10th February 2011
The Bank of England's Monetary Policy Committee (MPC) confirmed widespread expectations today by keeping interest rates on hold at 0.5%, for the 23rd consecutive month.
But pressure is mounting on the Bank to raise interest rates soon in a bid to combat soaring inflation. The Consumer Prices Index (CPI) was measured at 3.7% in December, a far cry from the government's 2% target, and further climbs are anticipated. Minutes of January's MPC meeting revealed a second member, Martin Weale, joined Andrew Sentance in voting for a 0.25% rise.
Mortgage borrowers on variable rates who are worried about the looming rise in their monthly mortgage payments, should act now according to experts. Fixed rates deals, which are priced on swap rates that move in anticipation of base rate, have already climbed. According to data from Moneysupermarket, the average two year fix rate deal now stands at 4.45% compared to 4.27% last month.
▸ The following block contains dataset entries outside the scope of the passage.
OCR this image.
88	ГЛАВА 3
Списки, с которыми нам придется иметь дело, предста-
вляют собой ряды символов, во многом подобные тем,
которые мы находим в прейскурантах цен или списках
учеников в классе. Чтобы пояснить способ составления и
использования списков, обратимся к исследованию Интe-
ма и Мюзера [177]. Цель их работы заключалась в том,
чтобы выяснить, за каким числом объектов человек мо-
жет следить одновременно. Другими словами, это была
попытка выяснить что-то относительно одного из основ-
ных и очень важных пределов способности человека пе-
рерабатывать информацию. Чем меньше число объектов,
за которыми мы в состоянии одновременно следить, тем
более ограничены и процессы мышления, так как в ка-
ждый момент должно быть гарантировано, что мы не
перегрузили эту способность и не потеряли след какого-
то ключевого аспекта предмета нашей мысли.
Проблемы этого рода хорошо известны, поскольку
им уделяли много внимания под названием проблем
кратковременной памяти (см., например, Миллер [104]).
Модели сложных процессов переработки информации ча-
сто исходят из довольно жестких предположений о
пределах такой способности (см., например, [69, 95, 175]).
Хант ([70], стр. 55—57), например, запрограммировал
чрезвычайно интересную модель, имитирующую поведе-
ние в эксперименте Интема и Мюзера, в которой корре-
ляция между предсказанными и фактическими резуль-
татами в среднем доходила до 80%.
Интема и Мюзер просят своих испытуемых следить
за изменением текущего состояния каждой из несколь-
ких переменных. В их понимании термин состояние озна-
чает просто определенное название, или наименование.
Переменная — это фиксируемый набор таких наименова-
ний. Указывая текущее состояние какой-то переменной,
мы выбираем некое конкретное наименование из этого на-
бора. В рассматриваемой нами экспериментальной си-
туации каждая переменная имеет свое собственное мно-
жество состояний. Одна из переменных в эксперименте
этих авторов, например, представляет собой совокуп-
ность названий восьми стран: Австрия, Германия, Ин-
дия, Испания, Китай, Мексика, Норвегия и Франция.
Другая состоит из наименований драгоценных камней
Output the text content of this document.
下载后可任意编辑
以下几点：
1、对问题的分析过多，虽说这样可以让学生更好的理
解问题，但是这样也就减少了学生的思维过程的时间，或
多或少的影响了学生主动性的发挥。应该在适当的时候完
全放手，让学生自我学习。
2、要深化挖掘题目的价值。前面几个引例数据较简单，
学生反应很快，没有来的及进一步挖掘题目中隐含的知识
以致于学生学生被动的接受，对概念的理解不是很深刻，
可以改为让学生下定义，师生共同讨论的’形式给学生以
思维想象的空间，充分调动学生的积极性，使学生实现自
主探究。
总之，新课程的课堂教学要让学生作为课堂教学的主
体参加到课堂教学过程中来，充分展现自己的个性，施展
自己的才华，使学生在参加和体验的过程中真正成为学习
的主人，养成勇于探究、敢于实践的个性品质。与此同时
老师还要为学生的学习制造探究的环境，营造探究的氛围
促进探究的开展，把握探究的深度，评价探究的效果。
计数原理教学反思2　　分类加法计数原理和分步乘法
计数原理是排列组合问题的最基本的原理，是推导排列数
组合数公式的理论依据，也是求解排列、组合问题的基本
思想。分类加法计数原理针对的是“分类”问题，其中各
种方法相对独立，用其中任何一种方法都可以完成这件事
Ray Boulger, senior technical manager at broker John Charcol, said: "Anyone with a good credit history paying an SVR of 3.5% or more with at least 15% equity should consider a better mortgage deal."
Commentators are now increasingly divided on the future movement of interest rate. Some forecast rises as early as May, whereas others claim that doubts over the strength of economic recovery will persuade the MPC to hold off on any rises until as late as 2012.
Azad Zangana, European economist at Schroders, said: "The fall in GDP at the end of 2010 has raised doubts over the strength of the recovery, even if the ‘snow effect' is taken into account.
"Moreover, house prices are falling, net lending is negative, consumer confidence is sharply down, and fiscal tightening is still to come. We think the MPC will keep interest rates on hold until the end of this year."
bearfacedliars view from the Telegraph seems to be the general consensus feeling about the outcome: "How much inflation will have gone 'under the bridge' by the time the BoE normalise rates? 20% 30% 40%? Even if inflation does fall to 2% in a year's time, savers and pensions on fixed incomes will have suffered massive losses. Their wealth being transferred to the banks and the property speculators. Just disgusting."
Mark Wadsworth from Citywire has a similar opinion: "Aren't people supposed to plan for these eventualities when they take out a mortgage? What if one of us loses our job? What about maternity leave? Pay cut or freeze? Interest rate rise?
I don't see why they are now so deserving of a safety net, or are we still subscribing to the myth that House Prices Can Only Go Up, and who cares about the interests of younger people, taxpayers, savers etc?"